Au rez-de-chaussée du musée Ziem, la carte blanche consacrée à Ernest Pignon-Ernest se prolonge en contrepoint. L'artiste y endosse le rôle de commissaire d'exposition en choisissant au sein des collections permanentes une cinquantaine de dessins, gravures et estampes, jamais ou rarement montrés, pour composer un accrochage où dialoguent plusieurs siècles de regards.
Les carnets de voyage de Félix Ziem au cœur de la sélection
Au centre de cette sélection se déploient les carnets de voyage de Félix Ziem, peintre bourlingueur né à Beaune en 1821. Figure de la tradition orientaliste et des paysages méditerranéens, il découvre Martigues dès 1840, avant de s'y installer durablement une vingtaine d'années plus tard, fasciné par les reflets de l'eau, les ciels ouverts, les mouvements du port.
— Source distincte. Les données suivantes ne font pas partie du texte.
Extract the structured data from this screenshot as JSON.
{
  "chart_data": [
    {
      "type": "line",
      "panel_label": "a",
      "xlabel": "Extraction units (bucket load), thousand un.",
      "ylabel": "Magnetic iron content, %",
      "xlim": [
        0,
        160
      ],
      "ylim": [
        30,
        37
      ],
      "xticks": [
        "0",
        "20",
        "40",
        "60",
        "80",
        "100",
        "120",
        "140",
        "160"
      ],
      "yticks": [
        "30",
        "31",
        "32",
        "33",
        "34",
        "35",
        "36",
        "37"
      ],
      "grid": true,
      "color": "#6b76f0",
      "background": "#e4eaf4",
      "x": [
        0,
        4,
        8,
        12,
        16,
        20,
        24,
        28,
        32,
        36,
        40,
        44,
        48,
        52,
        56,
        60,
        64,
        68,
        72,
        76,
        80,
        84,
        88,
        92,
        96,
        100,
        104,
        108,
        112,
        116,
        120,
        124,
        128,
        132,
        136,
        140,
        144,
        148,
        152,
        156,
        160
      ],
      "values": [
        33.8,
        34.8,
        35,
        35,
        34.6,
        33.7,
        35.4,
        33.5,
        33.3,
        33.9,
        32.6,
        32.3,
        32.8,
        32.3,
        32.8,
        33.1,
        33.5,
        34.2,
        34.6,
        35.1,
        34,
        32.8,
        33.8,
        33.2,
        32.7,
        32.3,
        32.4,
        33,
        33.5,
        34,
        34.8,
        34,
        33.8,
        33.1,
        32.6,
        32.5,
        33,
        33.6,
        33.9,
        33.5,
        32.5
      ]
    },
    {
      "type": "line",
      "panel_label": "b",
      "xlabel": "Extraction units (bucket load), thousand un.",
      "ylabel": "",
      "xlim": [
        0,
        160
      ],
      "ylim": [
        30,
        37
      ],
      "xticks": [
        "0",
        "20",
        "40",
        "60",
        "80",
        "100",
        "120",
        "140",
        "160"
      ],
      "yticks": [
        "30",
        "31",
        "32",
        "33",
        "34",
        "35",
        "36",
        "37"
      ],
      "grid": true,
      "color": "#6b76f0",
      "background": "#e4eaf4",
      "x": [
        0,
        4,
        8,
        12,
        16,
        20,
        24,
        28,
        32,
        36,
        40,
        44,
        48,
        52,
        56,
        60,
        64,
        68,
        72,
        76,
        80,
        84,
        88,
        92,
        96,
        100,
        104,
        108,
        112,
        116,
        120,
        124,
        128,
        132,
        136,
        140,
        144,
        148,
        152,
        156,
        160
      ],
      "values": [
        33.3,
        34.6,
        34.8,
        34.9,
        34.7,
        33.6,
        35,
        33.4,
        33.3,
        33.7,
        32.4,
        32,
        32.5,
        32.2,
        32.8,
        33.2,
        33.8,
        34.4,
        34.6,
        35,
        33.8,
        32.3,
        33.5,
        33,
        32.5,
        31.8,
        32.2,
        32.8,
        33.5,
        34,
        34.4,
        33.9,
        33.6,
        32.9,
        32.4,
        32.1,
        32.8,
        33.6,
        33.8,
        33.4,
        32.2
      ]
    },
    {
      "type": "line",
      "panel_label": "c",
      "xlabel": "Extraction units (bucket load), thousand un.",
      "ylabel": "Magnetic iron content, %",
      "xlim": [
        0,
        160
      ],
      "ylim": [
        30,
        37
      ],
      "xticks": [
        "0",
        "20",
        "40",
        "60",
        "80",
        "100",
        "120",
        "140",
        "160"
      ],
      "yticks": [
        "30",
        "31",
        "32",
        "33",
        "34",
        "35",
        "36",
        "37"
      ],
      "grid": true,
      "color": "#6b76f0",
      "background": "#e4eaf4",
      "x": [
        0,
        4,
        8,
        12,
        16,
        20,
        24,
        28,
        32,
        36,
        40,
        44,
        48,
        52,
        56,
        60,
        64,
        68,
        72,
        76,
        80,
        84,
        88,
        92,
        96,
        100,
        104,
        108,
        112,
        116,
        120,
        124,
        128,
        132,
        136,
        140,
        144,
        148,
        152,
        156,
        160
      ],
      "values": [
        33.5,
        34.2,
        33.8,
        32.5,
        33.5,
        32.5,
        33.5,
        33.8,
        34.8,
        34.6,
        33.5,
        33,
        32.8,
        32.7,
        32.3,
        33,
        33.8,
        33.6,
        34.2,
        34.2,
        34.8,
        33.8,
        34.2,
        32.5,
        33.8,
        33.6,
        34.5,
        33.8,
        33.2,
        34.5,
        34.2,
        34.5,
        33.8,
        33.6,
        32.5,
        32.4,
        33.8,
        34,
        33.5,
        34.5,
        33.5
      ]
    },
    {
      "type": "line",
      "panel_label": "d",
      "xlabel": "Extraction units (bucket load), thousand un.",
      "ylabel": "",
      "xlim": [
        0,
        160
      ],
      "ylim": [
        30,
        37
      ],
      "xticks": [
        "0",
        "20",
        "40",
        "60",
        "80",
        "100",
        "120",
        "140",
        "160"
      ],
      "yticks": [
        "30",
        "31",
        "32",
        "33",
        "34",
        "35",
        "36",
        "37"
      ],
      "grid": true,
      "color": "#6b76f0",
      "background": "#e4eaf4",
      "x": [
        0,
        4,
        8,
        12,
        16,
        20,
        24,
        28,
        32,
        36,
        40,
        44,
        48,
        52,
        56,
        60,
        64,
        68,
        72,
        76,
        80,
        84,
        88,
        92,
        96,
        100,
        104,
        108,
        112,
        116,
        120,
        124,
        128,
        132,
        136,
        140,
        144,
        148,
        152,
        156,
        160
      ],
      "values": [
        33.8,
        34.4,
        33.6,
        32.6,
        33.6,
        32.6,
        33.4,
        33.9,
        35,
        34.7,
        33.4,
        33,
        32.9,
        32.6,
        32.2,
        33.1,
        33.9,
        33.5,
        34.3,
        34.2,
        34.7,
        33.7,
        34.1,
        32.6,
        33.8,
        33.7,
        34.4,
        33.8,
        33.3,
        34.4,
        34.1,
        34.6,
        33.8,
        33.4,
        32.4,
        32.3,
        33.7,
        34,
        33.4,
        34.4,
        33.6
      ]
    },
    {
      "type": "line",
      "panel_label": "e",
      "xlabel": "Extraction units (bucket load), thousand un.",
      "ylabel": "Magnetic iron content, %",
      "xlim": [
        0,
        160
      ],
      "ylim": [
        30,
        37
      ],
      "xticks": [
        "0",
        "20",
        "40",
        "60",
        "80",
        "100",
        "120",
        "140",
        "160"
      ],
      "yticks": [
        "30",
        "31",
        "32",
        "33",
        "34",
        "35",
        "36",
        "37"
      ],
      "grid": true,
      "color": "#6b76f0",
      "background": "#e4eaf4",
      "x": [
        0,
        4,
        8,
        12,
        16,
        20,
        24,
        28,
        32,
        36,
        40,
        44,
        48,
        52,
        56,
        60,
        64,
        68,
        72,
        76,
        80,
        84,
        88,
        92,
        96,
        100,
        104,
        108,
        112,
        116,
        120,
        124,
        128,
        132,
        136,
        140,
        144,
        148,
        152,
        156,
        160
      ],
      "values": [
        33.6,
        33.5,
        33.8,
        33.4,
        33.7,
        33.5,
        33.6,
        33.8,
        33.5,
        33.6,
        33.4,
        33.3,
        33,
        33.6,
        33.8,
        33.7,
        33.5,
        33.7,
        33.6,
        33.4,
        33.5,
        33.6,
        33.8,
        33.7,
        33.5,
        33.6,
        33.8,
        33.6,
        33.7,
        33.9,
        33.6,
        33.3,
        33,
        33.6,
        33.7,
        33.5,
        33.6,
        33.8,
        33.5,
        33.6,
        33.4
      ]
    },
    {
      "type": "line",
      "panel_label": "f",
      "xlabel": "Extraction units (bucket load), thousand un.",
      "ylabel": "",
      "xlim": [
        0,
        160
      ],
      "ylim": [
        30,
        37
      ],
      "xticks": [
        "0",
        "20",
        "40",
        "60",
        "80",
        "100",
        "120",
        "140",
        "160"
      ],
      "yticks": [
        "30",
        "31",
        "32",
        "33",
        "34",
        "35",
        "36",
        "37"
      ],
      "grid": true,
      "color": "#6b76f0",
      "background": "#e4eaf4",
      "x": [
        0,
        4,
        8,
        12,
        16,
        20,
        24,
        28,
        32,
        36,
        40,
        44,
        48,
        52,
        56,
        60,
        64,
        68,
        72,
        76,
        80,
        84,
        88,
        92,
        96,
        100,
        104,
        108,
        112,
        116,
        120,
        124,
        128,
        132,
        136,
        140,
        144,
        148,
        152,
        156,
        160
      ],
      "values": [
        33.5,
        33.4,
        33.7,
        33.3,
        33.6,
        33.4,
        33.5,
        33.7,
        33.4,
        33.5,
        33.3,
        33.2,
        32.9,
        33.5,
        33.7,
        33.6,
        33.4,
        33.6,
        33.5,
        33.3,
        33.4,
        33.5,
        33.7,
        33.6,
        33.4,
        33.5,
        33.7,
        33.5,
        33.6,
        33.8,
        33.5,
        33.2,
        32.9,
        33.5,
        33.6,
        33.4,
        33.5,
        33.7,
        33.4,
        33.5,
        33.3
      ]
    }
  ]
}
C'est à lui que la ville doit la création de son musée en 1908, à la suite d'un don inaugural de l'artiste, et qui conservera par la suite une part importante de son atelier et de ses œuvres graphiques.
Une écriture du déplacement qui résonne avec Pignon-Ernest
Derrière les vitrines se raconte ainsi le parcours d'un dessinateur et d'un aquarelliste en mouvement permanent : vues portuaires esquissées sur le vif, silhouettes à peine posées, horizons tracés d'un geste rapide, notations presque tachygraphiques de la lumière et des vents. Rien n'y est figé, tout y est passage. Le cadre ne s'y impose pas comme une image achevée, mais comme une expérience en train de se faire. Cette écriture du déplacement résonne encore fortement, trouvant un écho discret mais évident dans la démarche d'Ernest Pignon-Ernest, attentif lui aussi à ce qui surgit, se transforme et disparaît.
Un dialogue entre les siècles autour de la Méditerranée
Autour de Ziem gravitent d'autres présences des XIXe et XXe siècles. Les paysages de l'École de Marseille, héritiers de la tradition provençale, répondent aux études plus nerveuses d'Émile Loubon, où la ligne cherche déjà à capter la vibration de la Méditerranée. Plus loin, les compositions intenses de Paul Guigou ou les vues colorées de Jean-Baptiste Olive rappellent à quel point la lumière a longtemps été un sujet à part entière dans la peinture du Midi. À leurs côtés, les feuilles de Raoul Dufy, André Derain ou Francis Picabia introduisent une autre modernité : celle du geste libre, de la simplification des formes, d'une manière nouvelle d'arpenter le visible. Le trait s'y libère, la couleur s'y affirme, et l'image devient presque une notation rapide du réel, proche par certains aspects des recherches contemporaines sur le fragment et l'instant.